Polisi Selidiki Perampokan Dua Minimarket di Jakbar

CNN Indonesia | Kamis, 28/05/2020 00:37 WIB
Masked thief using lock picker to open locked door Ilustrasi perampokan. (Istockphoto/FOTOKITA)
Jakarta, CNN Indonesia -- Polisi menyelidiki dua kasus perampokan minimarket di Jakarta Barat yang terjadi dalam satu malam. Hanya saja, kedua perampokan itu berbeda dalam hal jumlah kerugian dan penggunaan senjata.

Perampokan pertama terjadi di daerah Kembangan, Jakarta Barat, pada Senin (25/5) sekitar pukul 22.30 WIB. Dalam insiden itu, pelaku menggasak uang minimarket sebesar Rp26 juta.

Kepala Unit Reserse Kriminal Polsek Kembangan AKP Niko Purba mengatakan pelaku sempat menerobos rolling door dan langsung masuk kamar mandi sesaat sebelum toko tutup.


"Saat rolling door mau ditutup, masuk satu orang, langsung nyelonong ke kamar mandi. Habis itu didatangi sama karyawan, dan langsung ditodong senjata," kata dia, saat dihubungi CNNIndonesia.com, Rabu (27/5).

Niko menjelaskan saat itu pelaku menggunakan senjata bukan senjata api untuk menodong karyawan minimarket. Namun, ia belum bisa memastikan itu adalah airsoft gun atau air gun. Pihaknya hanya menyebut ada temuan dua butir peluru gotri atau logam kecil berbentuk bulat.

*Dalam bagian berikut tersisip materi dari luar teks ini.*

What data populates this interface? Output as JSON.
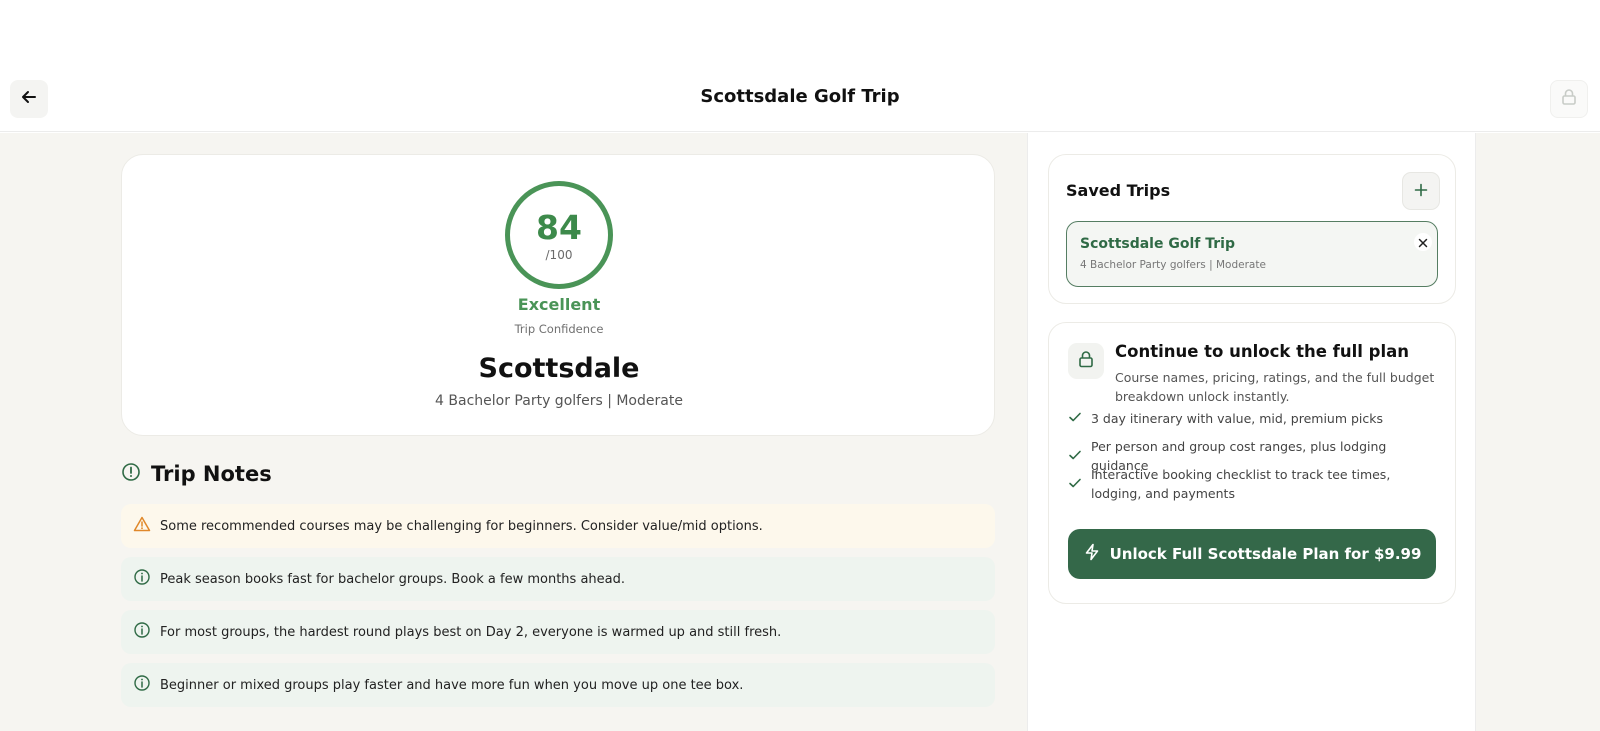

Lebih lanjut, menurut Niko, pelaku sempat menembakkan senjatanya ke arah CCTV yang berada di dalam minimarket. Polisi juga menemukan dua butir proyektil peluru gotri.

Sejumlah senjata api ilegal dan air gun diperlihatkan saat rilis pengungkapan peredaran senjata di Polda Metro Jaya, Jakarta, Minggu, 15 November 2015. Delapan tersangka telah diamankan dari lima tempat kejadian perkara dengan total bermacam senjata yang diamankan 121 unit, ratusan peluru dan selongsong revolver. CNN Indonesia/Safir MakkiIlustrasi Air gun. Meski hanya tiruan senjata api, senjata jenis ini memiliki lontaran peluru yang lebih kuat dari airsoft gun dan menggunakan gotri, sementara airsoft gun hanya plastik. (CNN Indonesia/Safir Makki)
"[Dari] keterangan saksi tiga kali nembak, dia nembak ke arah CCTV," ujarnya.

Pelaku kemudian mengumpulkan tiga orang karyawan minimarket untuk mengumpulkan uang di kasir dan brankas senilai Rp26 juta.

Saat ini, kata dia, kepolisian masih terus mengejar pelaku. Sementara, polisi menduga pelaku beraksi seorang diri.

Perampokan kedua terjadi di Jalan Palmerah Barat III, Jakbar, yang lokasinya berdekatan dengan Polsek Palmerah, pada Selasa (26/5) dini hari.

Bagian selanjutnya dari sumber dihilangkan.